Introduction
Introduction Statistics Contact Development Disclaimer Help
# taz.de -- Direkte Demokratie in Berlin: Die SPD lässt sich Zeit
> Mit einem Gesetzentwurf will der Senat Volksbegehren erleichtern. Doch
> die Innenverwaltung liefert nicht. Das sorgt für Kritik aus der
> Koalition.
Bild: UnterschriftensammlerInnen des Volksbegehrens „Berlin werbefrei“
Im Koalitionsvertrag verspricht Rot-Rot-Grün „mehr direkte Demokratie für
Berlin“ – so die Überschrift eines Unterkapitels. Allerdings hat es der
größte der drei Regierungspartner, die SPD, damit nicht besonders eilig.

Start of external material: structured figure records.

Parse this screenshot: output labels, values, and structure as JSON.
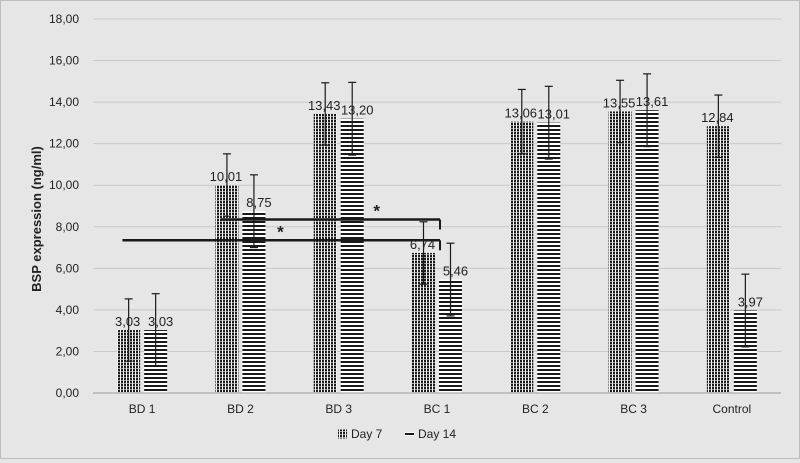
{
  "chart_data": {
    "type": "bar",
    "title": "",
    "xlabel": "",
    "ylabel": "BSP expression (ng/ml)",
    "ylim": [
      0,
      18
    ],
    "ytick_step": 2,
    "y_tick_labels": [
      "0,00",
      "2,00",
      "4,00",
      "6,00",
      "8,00",
      "10,00",
      "12,00",
      "14,00",
      "16,00",
      "18,00"
    ],
    "grid": true,
    "legend_position": "bottom",
    "categories": [
      "BD 1",
      "BD 2",
      "BD 3",
      "BC 1",
      "BC 2",
      "BC 3",
      "Control"
    ],
    "series": [
      {
        "name": "Day 7",
        "pattern": "vertical-dense",
        "values": [
          3.03,
          10.01,
          13.43,
          6.74,
          13.06,
          13.55,
          12.84
        ],
        "labels": [
          "3,03",
          "10,01",
          "13,43",
          "6,74",
          "13,06",
          "13,55",
          "12,84"
        ],
        "errors": [
          1.5,
          1.5,
          1.5,
          1.5,
          1.55,
          1.5,
          1.5
        ]
      },
      {
        "name": "Day 14",
        "pattern": "horizontal-lines",
        "values": [
          3.03,
          8.75,
          13.2,
          5.46,
          13.01,
          13.61,
          3.97
        ],
        "labels": [
          "3,03",
          "8,75",
          "13,20",
          "5,46",
          "13,01",
          "13,61",
          "3,97"
        ],
        "errors": [
          1.75,
          1.75,
          1.75,
          1.75,
          1.75,
          1.75,
          1.75
        ]
      }
    ],
    "annotations": [
      {
        "text": "*",
        "y": 8.35,
        "from_category": 1,
        "to_category": 3
      },
      {
        "text": "*",
        "y": 7.35,
        "from_category": 0,
        "to_category": 3
      }
    ],
    "colors": {
      "bar_dark": "#1a1a1a",
      "bar_light": "#ffffff",
      "background": "#e6e6e6",
      "grid": "#c9c9c9",
      "axis": "#9a9a9a",
      "text": "#222222"
    }
  }
}
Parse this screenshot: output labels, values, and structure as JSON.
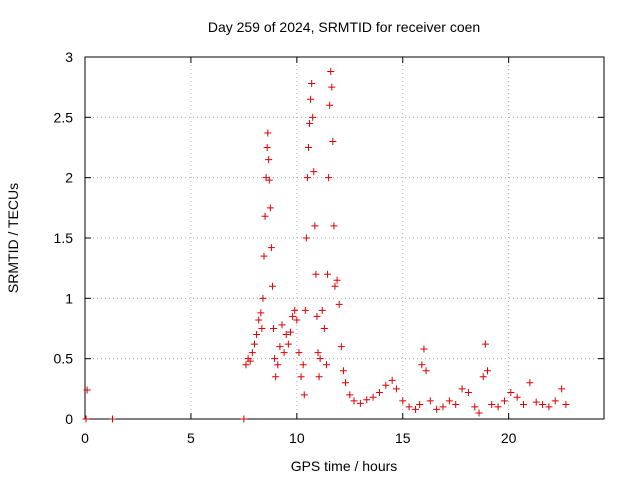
{
  "chart_data": {
    "type": "scatter",
    "title": "Day 259 of 2024, SRMTID for receiver coen",
    "xlabel": "GPS time / hours",
    "ylabel": "SRMTID / TECUs",
    "xlim": [
      0,
      24.5
    ],
    "ylim": [
      0,
      3
    ],
    "grid": true,
    "x_ticks": [
      0,
      5,
      10,
      15,
      20
    ],
    "x_tick_labels": [
      "0",
      "5",
      "10",
      "15",
      "20"
    ],
    "y_ticks": [
      0,
      0.5,
      1,
      1.5,
      2,
      2.5,
      3
    ],
    "y_tick_labels": [
      "0",
      "0.5",
      "1",
      "1.5",
      "2",
      "2.5",
      "3"
    ],
    "marker": "+",
    "series": [
      {
        "name": "SRMTID",
        "color": "#dd0000",
        "points": [
          [
            0.05,
            0.0
          ],
          [
            0.1,
            0.24
          ],
          [
            1.3,
            0.0
          ],
          [
            7.5,
            0.0
          ],
          [
            7.6,
            0.45
          ],
          [
            7.7,
            0.5
          ],
          [
            7.8,
            0.48
          ],
          [
            7.9,
            0.55
          ],
          [
            8.0,
            0.62
          ],
          [
            8.1,
            0.7
          ],
          [
            8.2,
            0.82
          ],
          [
            8.3,
            0.88
          ],
          [
            8.35,
            0.75
          ],
          [
            8.4,
            1.0
          ],
          [
            8.45,
            1.35
          ],
          [
            8.5,
            1.68
          ],
          [
            8.55,
            2.0
          ],
          [
            8.6,
            2.25
          ],
          [
            8.63,
            2.37
          ],
          [
            8.67,
            2.15
          ],
          [
            8.7,
            1.98
          ],
          [
            8.75,
            1.75
          ],
          [
            8.8,
            1.42
          ],
          [
            8.85,
            1.1
          ],
          [
            8.9,
            0.75
          ],
          [
            8.95,
            0.5
          ],
          [
            9.0,
            0.35
          ],
          [
            9.1,
            0.45
          ],
          [
            9.2,
            0.6
          ],
          [
            9.3,
            0.78
          ],
          [
            9.4,
            0.55
          ],
          [
            9.5,
            0.7
          ],
          [
            9.6,
            0.62
          ],
          [
            9.7,
            0.72
          ],
          [
            9.8,
            0.85
          ],
          [
            9.9,
            0.9
          ],
          [
            10.0,
            0.82
          ],
          [
            10.1,
            0.55
          ],
          [
            10.2,
            0.35
          ],
          [
            10.3,
            0.45
          ],
          [
            10.35,
            0.2
          ],
          [
            10.4,
            0.9
          ],
          [
            10.45,
            1.5
          ],
          [
            10.5,
            2.0
          ],
          [
            10.55,
            2.25
          ],
          [
            10.6,
            2.45
          ],
          [
            10.65,
            2.65
          ],
          [
            10.7,
            2.78
          ],
          [
            10.75,
            2.5
          ],
          [
            10.8,
            2.05
          ],
          [
            10.85,
            1.6
          ],
          [
            10.9,
            1.2
          ],
          [
            10.95,
            0.85
          ],
          [
            11.0,
            0.55
          ],
          [
            11.05,
            0.35
          ],
          [
            11.1,
            0.5
          ],
          [
            11.2,
            0.9
          ],
          [
            11.3,
            0.75
          ],
          [
            11.4,
            0.45
          ],
          [
            11.45,
            1.2
          ],
          [
            11.5,
            2.0
          ],
          [
            11.55,
            2.6
          ],
          [
            11.6,
            2.88
          ],
          [
            11.65,
            2.75
          ],
          [
            11.7,
            2.3
          ],
          [
            11.75,
            1.6
          ],
          [
            11.8,
            1.1
          ],
          [
            11.9,
            1.15
          ],
          [
            12.0,
            0.95
          ],
          [
            12.1,
            0.6
          ],
          [
            12.2,
            0.4
          ],
          [
            12.3,
            0.3
          ],
          [
            12.5,
            0.2
          ],
          [
            12.7,
            0.15
          ],
          [
            13.0,
            0.13
          ],
          [
            13.3,
            0.16
          ],
          [
            13.6,
            0.18
          ],
          [
            13.9,
            0.22
          ],
          [
            14.2,
            0.28
          ],
          [
            14.5,
            0.32
          ],
          [
            14.7,
            0.25
          ],
          [
            15.0,
            0.15
          ],
          [
            15.3,
            0.1
          ],
          [
            15.6,
            0.08
          ],
          [
            15.8,
            0.12
          ],
          [
            15.9,
            0.45
          ],
          [
            16.0,
            0.58
          ],
          [
            16.1,
            0.4
          ],
          [
            16.3,
            0.15
          ],
          [
            16.6,
            0.08
          ],
          [
            16.9,
            0.1
          ],
          [
            17.2,
            0.15
          ],
          [
            17.5,
            0.12
          ],
          [
            17.8,
            0.25
          ],
          [
            18.1,
            0.22
          ],
          [
            18.4,
            0.1
          ],
          [
            18.6,
            0.05
          ],
          [
            18.8,
            0.35
          ],
          [
            18.9,
            0.62
          ],
          [
            19.0,
            0.4
          ],
          [
            19.2,
            0.12
          ],
          [
            19.5,
            0.1
          ],
          [
            19.8,
            0.15
          ],
          [
            20.1,
            0.22
          ],
          [
            20.4,
            0.18
          ],
          [
            20.7,
            0.12
          ],
          [
            21.0,
            0.3
          ],
          [
            21.3,
            0.14
          ],
          [
            21.6,
            0.12
          ],
          [
            21.9,
            0.1
          ],
          [
            22.2,
            0.15
          ],
          [
            22.5,
            0.25
          ],
          [
            22.7,
            0.12
          ]
        ]
      }
    ]
  }
}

Bereits für Anfang dieses Jahres hatte die von SPD-Senator Andreas Geisel
geführte Innenverwaltung einen Gesetzentwurf versprochen. Daraus wurde
nichts.
Inzwischen ist in der Koalition verabredet, dass dieser endlich im dritten
Quartal vorgelegt werden soll – also in den nächsten Wochen. „Wofür die
Innenverwaltung so lange braucht, weiß ich nicht“, sagt Susanna Kahlefeld,
die für die Grünen den Themenbereich Partizipation bearbeitet.

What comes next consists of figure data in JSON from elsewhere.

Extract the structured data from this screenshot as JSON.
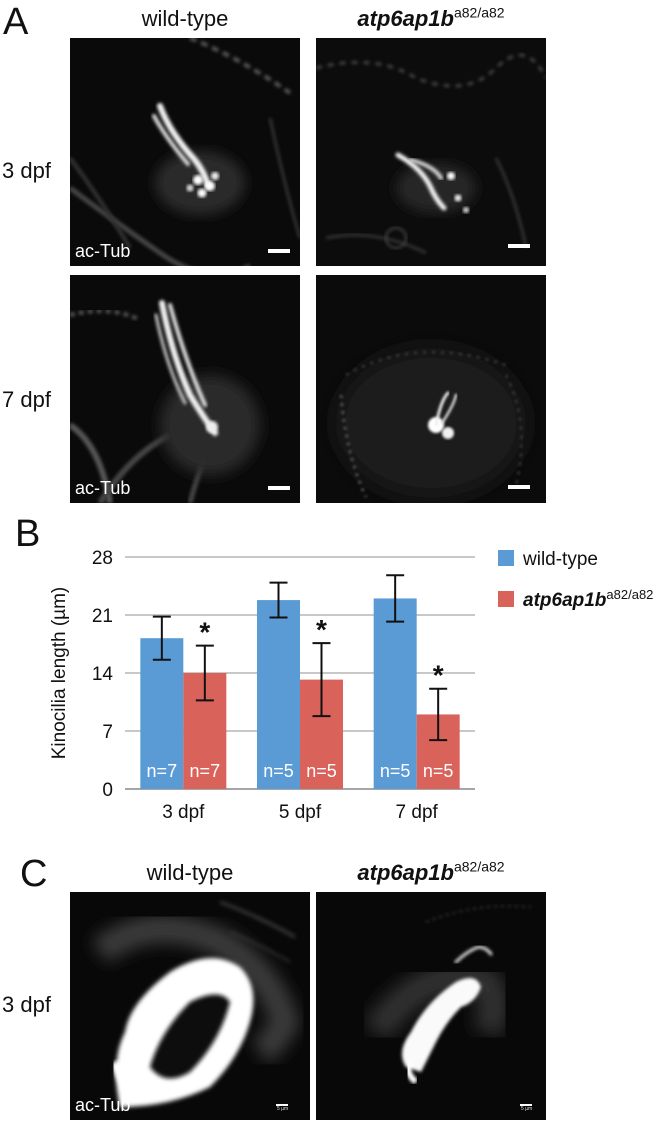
{
  "panel_a": {
    "letter": "A",
    "col_wt": "wild-type",
    "col_mut_gene": "atp6ap1b",
    "col_mut_allele": "a82/a82",
    "row1": "3 dpf",
    "row2": "7 dpf",
    "stain": "ac-Tub"
  },
  "panel_b": {
    "letter": "B"
  },
  "panel_c": {
    "letter": "C",
    "col_wt": "wild-type",
    "col_mut_gene": "atp6ap1b",
    "col_mut_allele": "a82/a82",
    "row1": "3 dpf",
    "stain": "ac-Tub",
    "scale_wt": "5 µm",
    "scale_mut": "5 µm"
  },
  "colors": {
    "wild_type": "#5b9bd5",
    "mutant": "#d9625b"
  },
  "chart_data": {
    "type": "bar",
    "categories": [
      "3 dpf",
      "5 dpf",
      "7 dpf"
    ],
    "ylabel": "Kinocilia length (µm)",
    "ylim": [
      0,
      28
    ],
    "yticks": [
      "0",
      "7",
      "14",
      "21",
      "28"
    ],
    "grid": true,
    "legend_position": "right",
    "series": [
      {
        "name": "wild-type",
        "values": [
          18.2,
          22.8,
          23.0
        ],
        "errors": [
          2.6,
          2.1,
          2.8
        ],
        "n_labels": [
          "n=7",
          "n=5",
          "n=5"
        ],
        "significance": [
          "",
          "",
          ""
        ]
      },
      {
        "name": "atp6ap1b",
        "allele": "a82/a82",
        "values": [
          14.0,
          13.2,
          9.0
        ],
        "errors": [
          3.3,
          4.4,
          3.1
        ],
        "n_labels": [
          "n=7",
          "n=5",
          "n=5"
        ],
        "significance": [
          "*",
          "*",
          "*"
        ]
      }
    ]
  }
}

In der Tat ist rätselhaft, warum Rot-Rot-Grün im Bereich Volksbegehren und
-entscheid nicht versucht, schneller Punkte bei den eigenen Wählern zu
sammeln. Denn die meisten Initiativen für Volksbegehren kamen von linken
Initiativen, etwa jene gegen eine Bebauung des Tempelhofer Feldes und für
mehr Sicherheit für Radfahrer.
Obwohl die Initiativen in der Regel die Regierungspolitik kritisieren und
deswegen korrigieren wollen, halten Linke und Grüne und zu guten Teilen
auch die SPD die Stärkung der Bürgerbeteiligung schon aus Prinzip für
sinnvoll.
## „Kein Hexenwerk“
Sogar inhaltlich ist der angestrebte Entwurf „kein Hexenwerk“, sagt Michael
Efler, bei der Linkspartei für Direkte Demokratie zuständig. Schon der
Koalitionsvertrag regelt sehr konkret viele zentrale Punkte. Danach soll
das Abstimmungsgesetz derart geändert werden, dass Abstimmungen möglichst
parallel zu Wahlen stattfinden, um die Beteiligung zu erhöhen und damit
weniger Entscheide aus formalen Gründen am Quorum scheitern.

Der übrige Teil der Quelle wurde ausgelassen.